The least intelligent can only deal with story and emotion, it can't deal with challenge, rules, and deep gameplay systems. This is why gameplay is been traded in for hollywood pseudo-games. Most modern games spend so much on graphics, audio, va, and the gameplay systems are all so basic and shallow. It disturbs.

Modern games are a cross between the worst of hollywood and the shallowest forms of gameplay. I call modern games: Goovies. (game + movie = govie).

The reality is MMO's have been a large part of the downfall of gaming, attracting the most unintelligent and basest kinds of people to the medium and they will just buy anything the industry put out.

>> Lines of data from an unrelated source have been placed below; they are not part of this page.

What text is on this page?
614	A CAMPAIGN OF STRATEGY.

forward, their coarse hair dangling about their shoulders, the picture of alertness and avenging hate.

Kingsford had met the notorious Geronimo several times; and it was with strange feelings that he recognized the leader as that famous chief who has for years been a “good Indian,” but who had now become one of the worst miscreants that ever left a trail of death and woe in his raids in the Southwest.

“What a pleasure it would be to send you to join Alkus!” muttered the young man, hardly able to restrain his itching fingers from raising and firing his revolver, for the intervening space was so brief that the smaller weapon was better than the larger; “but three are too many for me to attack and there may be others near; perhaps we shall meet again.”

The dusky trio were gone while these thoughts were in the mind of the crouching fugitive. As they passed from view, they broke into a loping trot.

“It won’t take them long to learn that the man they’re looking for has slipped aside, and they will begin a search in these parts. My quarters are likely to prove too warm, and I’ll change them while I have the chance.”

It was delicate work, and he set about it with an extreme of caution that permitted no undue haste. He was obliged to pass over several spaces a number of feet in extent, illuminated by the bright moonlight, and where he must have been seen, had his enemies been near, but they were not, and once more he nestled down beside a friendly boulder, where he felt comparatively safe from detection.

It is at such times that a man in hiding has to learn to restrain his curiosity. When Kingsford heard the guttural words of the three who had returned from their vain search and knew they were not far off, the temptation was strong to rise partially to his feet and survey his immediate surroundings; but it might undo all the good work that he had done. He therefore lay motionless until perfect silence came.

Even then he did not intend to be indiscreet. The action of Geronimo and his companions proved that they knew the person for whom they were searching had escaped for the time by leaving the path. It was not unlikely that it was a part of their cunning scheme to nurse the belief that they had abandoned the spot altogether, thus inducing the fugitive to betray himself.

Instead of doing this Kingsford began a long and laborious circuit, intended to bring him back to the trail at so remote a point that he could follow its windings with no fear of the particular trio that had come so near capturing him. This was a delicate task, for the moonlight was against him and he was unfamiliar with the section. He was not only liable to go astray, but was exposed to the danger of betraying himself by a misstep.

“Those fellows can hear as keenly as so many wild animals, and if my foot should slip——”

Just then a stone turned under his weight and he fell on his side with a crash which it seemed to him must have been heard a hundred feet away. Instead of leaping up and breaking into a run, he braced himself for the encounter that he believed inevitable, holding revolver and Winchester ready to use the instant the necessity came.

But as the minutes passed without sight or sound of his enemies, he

The minority of true gamers (those of us with taste that grew up during the 8-bit NES and 16-bit SNES era, who were laughed at and mocked for liking VIDYA GAMES) have to deal with the influx of new generations of gamers who've never played any of the older games at all.

Now not all new gamers poo poo gamings past, but most only know the games they grew up with. If you're first console was a PS2 or PS3 and your first RPG was WoW that sets expectations for games for entire generation that's why the industry is mired in stagnation, new generations are just experiencing games for the first time so they want more of same thing while we've experienced that already for 10+ years already. So game developers and publishers get away with doing the least amount of work in the gameplay department and just amp up the audiovisuals and hollywood.

Games exist not just as games but as propaganda and they create generations in their mould, those of us who grew up on PURE GAMEPLAY (systems, action, combat, etc). Are really the true gamers. People who grew up on garbage like WoW, when you can go to the bathroom during combat... and have the game play FOR YOU is all of what is wrong with modern gaming.